The characteristic pattern is inputted in preset thermal map prediction network so that thermal map prediction network exports the characteristic pattern and corresponds to Face unit prediction thermal map；Wherein, the thermal map prediction network is the convolutional neural networks that training obtains in advance；

The prediction thermal map and the characteristic pattern are attached to and are inputted the subdivision network, so that the subdivision network is to connection The prediction thermal map and the characteristic pattern afterwards carries out detail recovery processing, obtains corresponding super resolution image block.

6. the method for detecting human face of enhancing according to claim 5, which is characterized in that described by the super resolution image block Validity result be input to the generation network so that the generation network is according to the true of the current super resolution image block It spends result and micronization processes is carried out to the super resolution image block, obtain new super resolution image block, comprising:

The validity result of the super resolution image block and the corresponding super resolution image block are inputted into the oversubscription network, made The oversubscription network carries out resolution ratio raising processing to the super resolution image block, and by the output result of the oversubscription network and institute The validity result for stating super resolution image block inputs the subdivision network, so that output of the subdivision network to the oversubscription network As a result detail recovery processing is carried out, new super resolution image block is obtained.

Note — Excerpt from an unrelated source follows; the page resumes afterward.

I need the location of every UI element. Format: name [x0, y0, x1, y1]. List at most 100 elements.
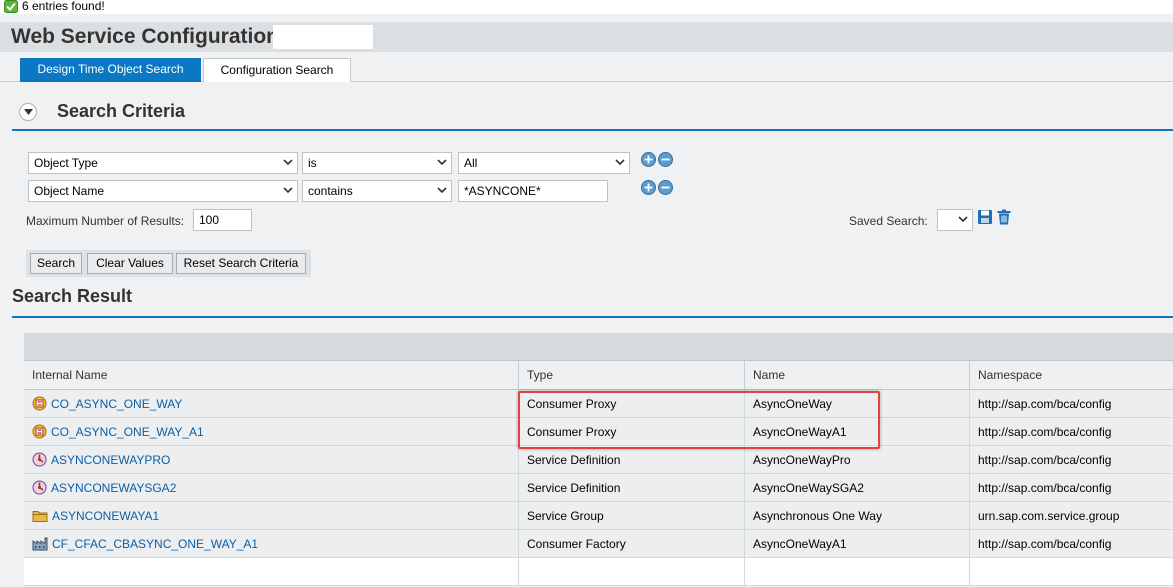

7. the method for detecting human face of enhancing according to any one of claims 1 to 6, which is characterized in that the differentiation network In include convolutional layer and two full articulamentums, and two full articulamentums respectively correspond two output ends of the differentiation network；

Wherein, output end be used to export the super resolution image block whether be high partial image judging result；It is another A output end be used for export the super resolution image block whether be facial image judging result.

8. a kind of human face detection device of enhancing characterized by comprising

Preliminary detection module, for carrying out preliminary Face datection to target image, obtain the target image it is corresponding one or Multiple identification regions；

Fine detection module, for judging in the identification region whether to include facial image using preset differentiation network, If so, the identification region for including described image face is marked in the target image, wherein the differentiation net Network is a kind of to convert the treatment process of super resolution image using preset low resolution image and preset be directed to the super-resolution The validity deterministic process of image interacts the convolutional neural networks that training obtains.

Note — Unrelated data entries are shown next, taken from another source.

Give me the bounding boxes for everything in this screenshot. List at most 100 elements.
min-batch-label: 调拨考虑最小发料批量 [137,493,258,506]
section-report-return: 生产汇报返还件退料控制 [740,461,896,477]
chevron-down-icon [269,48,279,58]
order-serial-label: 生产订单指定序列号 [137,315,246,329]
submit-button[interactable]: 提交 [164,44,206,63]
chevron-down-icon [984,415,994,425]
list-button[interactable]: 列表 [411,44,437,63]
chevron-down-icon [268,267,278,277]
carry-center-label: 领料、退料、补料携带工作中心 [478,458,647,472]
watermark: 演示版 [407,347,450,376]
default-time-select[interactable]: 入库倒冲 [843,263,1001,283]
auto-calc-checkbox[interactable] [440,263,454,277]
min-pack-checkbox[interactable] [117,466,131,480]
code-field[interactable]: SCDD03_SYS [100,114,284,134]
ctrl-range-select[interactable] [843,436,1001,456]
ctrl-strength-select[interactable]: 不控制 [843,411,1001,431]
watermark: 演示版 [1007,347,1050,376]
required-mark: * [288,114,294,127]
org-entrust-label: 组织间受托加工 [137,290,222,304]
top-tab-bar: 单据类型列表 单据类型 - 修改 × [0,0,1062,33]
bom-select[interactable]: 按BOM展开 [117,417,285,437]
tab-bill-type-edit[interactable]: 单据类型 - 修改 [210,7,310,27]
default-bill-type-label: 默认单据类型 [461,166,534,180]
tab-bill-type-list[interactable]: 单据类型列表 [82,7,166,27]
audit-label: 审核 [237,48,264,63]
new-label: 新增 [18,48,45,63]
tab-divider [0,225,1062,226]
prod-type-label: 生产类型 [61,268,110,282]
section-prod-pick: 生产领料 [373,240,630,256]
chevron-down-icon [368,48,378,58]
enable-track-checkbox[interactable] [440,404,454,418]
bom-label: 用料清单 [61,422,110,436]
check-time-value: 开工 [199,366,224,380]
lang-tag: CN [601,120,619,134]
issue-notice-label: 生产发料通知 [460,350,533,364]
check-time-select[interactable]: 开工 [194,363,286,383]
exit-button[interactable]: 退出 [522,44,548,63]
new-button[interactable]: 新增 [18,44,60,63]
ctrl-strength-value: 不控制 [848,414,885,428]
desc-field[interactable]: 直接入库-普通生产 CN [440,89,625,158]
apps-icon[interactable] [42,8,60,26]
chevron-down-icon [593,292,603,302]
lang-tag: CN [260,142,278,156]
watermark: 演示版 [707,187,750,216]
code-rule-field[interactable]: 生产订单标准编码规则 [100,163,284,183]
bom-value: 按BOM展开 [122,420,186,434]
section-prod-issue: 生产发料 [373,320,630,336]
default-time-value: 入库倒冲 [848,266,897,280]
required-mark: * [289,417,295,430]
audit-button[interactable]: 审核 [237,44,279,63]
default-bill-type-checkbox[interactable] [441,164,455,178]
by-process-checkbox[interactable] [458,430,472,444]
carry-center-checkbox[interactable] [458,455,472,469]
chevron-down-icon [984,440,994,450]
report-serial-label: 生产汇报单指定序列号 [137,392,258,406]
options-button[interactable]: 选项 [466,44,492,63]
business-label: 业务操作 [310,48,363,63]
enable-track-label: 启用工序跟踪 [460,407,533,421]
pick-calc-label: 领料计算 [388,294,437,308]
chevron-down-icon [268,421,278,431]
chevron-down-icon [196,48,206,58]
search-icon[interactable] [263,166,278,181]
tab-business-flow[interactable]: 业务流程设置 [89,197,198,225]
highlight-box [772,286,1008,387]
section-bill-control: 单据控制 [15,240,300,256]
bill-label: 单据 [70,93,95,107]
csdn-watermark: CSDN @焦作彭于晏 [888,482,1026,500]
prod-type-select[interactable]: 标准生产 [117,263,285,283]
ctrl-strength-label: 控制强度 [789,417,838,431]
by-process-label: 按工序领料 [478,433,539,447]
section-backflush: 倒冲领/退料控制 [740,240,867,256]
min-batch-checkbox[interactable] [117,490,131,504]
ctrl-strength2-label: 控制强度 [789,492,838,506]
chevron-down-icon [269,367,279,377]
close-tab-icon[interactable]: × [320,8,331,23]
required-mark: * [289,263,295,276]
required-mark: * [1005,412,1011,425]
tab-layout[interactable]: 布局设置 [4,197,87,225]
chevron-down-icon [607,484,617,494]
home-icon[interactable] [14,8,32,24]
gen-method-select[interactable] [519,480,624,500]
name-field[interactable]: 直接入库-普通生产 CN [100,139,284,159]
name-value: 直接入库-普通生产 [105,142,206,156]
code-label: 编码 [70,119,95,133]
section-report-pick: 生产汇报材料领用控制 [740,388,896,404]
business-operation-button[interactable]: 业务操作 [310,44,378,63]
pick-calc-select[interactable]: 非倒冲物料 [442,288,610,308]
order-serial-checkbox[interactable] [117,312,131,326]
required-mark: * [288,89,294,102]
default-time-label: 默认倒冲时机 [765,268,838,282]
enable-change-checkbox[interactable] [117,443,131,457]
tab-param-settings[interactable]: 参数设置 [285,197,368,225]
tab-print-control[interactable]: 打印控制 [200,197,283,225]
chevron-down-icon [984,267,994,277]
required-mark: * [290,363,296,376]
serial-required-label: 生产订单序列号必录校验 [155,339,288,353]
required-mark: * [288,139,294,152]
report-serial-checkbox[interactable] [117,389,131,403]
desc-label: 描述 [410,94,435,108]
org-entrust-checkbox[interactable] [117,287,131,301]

9. a kind of electronic equipment including memory, processor and stores the calculating that can be run on a memory and on a processor Machine program, which is characterized in that the processor realizes the described in any item enhancings of claim 1 to 7 when executing described program The step of method for detecting human face.

10. a kind of computer readable storage medium, is stored thereon with computer instruction, which is characterized in that described instruction is performed The step of method for detecting human face of the described in any item enhancings of Shi Shixian claim 1 to 7.